In light of the Afghan War’s protracted wind-down, questions have arisen about who has the responsibility to carry out certain operations, particularly the controversial night raids. Since the war’s inception, the United States has taken pains to emphasize Afghan sovereignty even as it violates this sovereignty. With a timeline in place for withdrawal, U.S. policy has been to encourage the Afghan government to take on more leadership.

A recent memorandum — signed by Gen. John R. Allen, commander of the U.S. Forces in Afghanistan, and Abdul Rahim Wardak, Afghan minister of defense — points to the impending transition of responsibility to “Afghan-led operations.” According to American Forces Press Services,

The agreement “codifies what has been happening for some time — that is Afghan-led operations,” George Little, Acting Assistant Secretary of Defense for Public Affairs and Pentagon Press Secretary said. The night raids have been an effective tool for U.S. and Afghan special operations forces, he added, and the vast majority of the raids are planned and led by Afghans. Afghans are responsible for entering private residences.

The most important component of Sunday’s memorandum is the agreement that transfers leadership of night raids to Afghan security forces. Afghan forces are currently responsible for leading 40% percent of the raids, which primarily occur in the southern Pashtun regions. Historically, raids conducted by U.S. forces have been a major point of contention in U.S.-Afghan relations. Emma Graham- Harrison at the Guardian writes,

The night raids, often in insurgent-dominated territory, have generated huge resentment among Afghans, both because of civilian deaths in operations that have gone wrong and through more general anger over intrusions into homes and on families…. Although the deal may constrain them, it allows raids to continue and will also mean responsibility for any civilian deaths or allegations of mistreatment will be shared by an Afghan partner.

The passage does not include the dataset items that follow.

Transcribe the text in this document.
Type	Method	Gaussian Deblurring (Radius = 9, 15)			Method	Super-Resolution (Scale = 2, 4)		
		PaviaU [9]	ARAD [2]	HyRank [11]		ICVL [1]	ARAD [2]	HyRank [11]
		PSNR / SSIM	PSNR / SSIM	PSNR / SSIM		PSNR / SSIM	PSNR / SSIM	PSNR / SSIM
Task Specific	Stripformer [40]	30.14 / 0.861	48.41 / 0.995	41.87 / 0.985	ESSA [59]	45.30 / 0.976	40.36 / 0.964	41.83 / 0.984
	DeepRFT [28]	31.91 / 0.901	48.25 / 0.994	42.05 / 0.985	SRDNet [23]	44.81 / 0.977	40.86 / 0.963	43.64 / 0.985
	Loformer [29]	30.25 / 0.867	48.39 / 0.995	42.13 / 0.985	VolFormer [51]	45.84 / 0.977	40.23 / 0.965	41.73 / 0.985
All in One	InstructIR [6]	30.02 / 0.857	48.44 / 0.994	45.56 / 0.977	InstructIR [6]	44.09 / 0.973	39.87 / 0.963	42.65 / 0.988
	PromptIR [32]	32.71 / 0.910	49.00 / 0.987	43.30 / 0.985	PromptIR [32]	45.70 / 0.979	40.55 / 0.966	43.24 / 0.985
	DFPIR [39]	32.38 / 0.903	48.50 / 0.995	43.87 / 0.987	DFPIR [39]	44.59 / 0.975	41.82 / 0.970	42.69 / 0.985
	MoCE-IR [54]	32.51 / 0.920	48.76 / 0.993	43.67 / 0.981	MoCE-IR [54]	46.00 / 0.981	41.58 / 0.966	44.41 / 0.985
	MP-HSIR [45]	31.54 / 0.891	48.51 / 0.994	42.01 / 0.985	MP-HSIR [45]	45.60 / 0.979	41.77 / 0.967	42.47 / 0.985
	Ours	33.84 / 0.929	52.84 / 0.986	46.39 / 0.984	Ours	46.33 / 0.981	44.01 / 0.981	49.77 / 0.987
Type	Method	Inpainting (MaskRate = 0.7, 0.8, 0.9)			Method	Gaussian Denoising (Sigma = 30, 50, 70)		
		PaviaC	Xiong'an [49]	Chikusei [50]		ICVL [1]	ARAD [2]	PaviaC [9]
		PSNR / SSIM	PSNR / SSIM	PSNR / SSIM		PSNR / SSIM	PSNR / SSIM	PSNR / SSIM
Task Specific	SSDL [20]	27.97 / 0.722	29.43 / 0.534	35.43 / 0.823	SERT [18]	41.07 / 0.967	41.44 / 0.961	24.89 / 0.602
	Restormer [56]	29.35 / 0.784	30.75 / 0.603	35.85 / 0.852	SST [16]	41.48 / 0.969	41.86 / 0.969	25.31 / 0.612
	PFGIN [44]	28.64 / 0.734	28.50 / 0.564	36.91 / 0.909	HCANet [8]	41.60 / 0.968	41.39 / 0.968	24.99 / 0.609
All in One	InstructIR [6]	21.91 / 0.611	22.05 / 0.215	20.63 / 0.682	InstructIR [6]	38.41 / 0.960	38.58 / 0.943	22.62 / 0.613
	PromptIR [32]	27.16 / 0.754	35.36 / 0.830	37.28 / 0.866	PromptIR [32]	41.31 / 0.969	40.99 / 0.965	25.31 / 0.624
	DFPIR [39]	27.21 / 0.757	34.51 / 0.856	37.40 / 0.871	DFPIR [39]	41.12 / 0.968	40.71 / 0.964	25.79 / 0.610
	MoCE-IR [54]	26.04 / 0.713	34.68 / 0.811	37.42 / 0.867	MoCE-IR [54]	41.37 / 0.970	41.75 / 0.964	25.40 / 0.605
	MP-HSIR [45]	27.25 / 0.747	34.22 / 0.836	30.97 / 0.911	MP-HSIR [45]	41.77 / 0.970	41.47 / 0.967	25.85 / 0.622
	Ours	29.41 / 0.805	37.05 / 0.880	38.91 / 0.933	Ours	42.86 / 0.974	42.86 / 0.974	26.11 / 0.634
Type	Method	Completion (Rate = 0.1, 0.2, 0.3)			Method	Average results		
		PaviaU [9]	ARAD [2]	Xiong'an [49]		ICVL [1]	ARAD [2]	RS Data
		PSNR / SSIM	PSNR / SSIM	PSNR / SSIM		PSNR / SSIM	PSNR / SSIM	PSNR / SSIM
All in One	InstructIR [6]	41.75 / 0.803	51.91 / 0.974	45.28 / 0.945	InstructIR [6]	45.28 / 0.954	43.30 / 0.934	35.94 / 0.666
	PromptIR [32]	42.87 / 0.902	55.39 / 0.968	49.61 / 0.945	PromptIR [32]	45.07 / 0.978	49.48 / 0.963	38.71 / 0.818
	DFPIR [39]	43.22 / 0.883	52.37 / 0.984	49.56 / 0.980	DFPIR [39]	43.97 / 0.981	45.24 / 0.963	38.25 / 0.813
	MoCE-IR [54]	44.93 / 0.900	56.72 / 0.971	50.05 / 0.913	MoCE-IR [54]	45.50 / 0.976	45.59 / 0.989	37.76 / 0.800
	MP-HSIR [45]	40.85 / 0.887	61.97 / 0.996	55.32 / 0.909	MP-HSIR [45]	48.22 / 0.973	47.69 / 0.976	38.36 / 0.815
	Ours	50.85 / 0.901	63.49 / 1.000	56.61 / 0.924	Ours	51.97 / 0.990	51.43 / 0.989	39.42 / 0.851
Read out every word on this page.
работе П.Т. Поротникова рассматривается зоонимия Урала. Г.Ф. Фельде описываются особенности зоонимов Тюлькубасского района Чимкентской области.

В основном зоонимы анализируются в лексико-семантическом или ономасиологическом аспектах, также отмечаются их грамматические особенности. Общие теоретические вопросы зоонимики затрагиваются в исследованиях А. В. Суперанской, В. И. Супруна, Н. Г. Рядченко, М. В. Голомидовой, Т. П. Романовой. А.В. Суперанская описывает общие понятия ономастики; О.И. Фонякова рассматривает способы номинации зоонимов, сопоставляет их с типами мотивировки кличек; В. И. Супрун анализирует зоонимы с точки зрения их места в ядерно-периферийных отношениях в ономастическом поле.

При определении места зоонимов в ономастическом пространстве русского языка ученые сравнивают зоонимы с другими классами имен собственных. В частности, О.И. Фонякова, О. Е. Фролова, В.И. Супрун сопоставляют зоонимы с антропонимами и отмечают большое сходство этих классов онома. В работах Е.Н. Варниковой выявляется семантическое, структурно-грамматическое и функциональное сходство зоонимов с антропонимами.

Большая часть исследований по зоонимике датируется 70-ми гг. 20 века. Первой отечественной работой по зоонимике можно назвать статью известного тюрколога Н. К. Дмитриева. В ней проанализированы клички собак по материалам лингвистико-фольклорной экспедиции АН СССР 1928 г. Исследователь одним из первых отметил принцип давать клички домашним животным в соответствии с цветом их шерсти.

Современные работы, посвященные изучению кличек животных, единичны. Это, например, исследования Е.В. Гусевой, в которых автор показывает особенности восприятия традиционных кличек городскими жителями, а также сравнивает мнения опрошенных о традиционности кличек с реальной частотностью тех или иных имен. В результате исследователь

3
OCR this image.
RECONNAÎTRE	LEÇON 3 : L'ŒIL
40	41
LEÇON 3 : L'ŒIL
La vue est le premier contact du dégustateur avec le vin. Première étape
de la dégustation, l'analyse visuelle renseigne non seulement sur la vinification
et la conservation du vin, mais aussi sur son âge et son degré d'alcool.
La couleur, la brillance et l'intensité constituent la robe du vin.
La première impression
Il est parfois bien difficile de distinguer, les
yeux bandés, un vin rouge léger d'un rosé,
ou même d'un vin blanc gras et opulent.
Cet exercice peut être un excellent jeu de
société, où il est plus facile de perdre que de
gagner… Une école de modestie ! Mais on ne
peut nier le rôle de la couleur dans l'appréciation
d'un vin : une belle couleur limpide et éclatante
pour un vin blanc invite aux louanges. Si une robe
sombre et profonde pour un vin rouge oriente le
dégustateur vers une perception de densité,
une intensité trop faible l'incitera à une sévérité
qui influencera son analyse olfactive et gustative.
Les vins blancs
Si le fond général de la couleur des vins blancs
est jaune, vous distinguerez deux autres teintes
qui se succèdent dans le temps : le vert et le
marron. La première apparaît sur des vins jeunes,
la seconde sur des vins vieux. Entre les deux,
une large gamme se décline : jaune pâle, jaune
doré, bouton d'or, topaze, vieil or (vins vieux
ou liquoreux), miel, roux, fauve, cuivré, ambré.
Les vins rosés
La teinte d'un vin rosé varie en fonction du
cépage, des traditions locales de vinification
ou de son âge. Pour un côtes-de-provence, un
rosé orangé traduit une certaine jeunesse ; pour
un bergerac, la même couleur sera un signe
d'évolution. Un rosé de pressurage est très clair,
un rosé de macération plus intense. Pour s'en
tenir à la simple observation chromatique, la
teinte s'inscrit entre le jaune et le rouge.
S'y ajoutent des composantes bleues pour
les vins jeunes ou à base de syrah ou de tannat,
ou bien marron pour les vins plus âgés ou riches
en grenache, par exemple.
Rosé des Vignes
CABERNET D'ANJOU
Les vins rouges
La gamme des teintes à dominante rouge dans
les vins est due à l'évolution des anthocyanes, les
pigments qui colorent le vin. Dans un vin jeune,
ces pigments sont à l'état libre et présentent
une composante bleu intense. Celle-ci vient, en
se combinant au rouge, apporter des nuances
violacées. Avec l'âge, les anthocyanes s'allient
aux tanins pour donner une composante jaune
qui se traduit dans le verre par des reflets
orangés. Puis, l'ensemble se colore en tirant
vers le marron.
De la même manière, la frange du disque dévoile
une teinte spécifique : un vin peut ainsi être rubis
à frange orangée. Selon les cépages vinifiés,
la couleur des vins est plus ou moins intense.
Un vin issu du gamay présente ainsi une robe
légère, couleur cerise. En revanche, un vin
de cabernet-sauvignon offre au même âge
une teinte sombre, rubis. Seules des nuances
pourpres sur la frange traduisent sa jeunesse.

The new deal stipulates the U.S. and Afghan forces get special permission from an inter-ministry council called the Afghan Operational Coordination Group, which will be responsible for approving all Afghan-led raids. U.S. forces may still be called upon to assist in raids. New York Times journalist Alissa Rubin spoke with a U.S. official who “emphasized that the relationship between Afghan and American troops was ‘not an adversarial one,’ and United States officials did not appear to be worried that Americans would be denied access to detainees.”

Exceptions made for special programs and the continuation of U.S. support for night raids emphasize the U.S. commitment to continuing influence in Afghanistan. The deal allows for some special forces not under the auspices of the Afghan government, like the CIA- trained units, to continue to conduct night raids without the permission of the government-led council. Capt. Kirby informed reporters that, “It’s not about the U.S. ceding responsibilities to Afghanistan.” Under these conditions the United States would still be consulted before any decision about operations had been made. Kirby refused to answer as to whether the new rules would be applied to independent special U.S. operations like JSOC (Joint Special Operations Command). Similarly, journalist Spencer Ackerman reports that restrictions may only apply to cases where there is a “reasonable chance of taking Afghan prisoners” or what Kirby describes as “search[ing] a residential house or compound.” These restrictions serve to further limit Afghan control over raids.

Similarly loopholes in the Afghan constitution, specifically under Articles 38, allow for warrantless detention. Kirby said that “theoretically, these operations can still go forward without a warrant in advance. But it does have to be pursued as soon as practical afterward.”

U.S. financial support for night raids, moreover, confirms ongoing US involvement in promoting raids. “The Americans are not giving up a huge amount,” one Western official told The New York Times. “And if they are paying $4.1 billion a year for the Afghan military, if they want permission to question someone, I think they’ll get it.”

In the end, then, the memorandum’s ambiguity regarding when and where the United States can conduct raids without approval from the Afghan government seems to undermine the shift in paradigm being called for by Washington.

Melissa Moskowitz is an intern at Foreign Policy in Focus.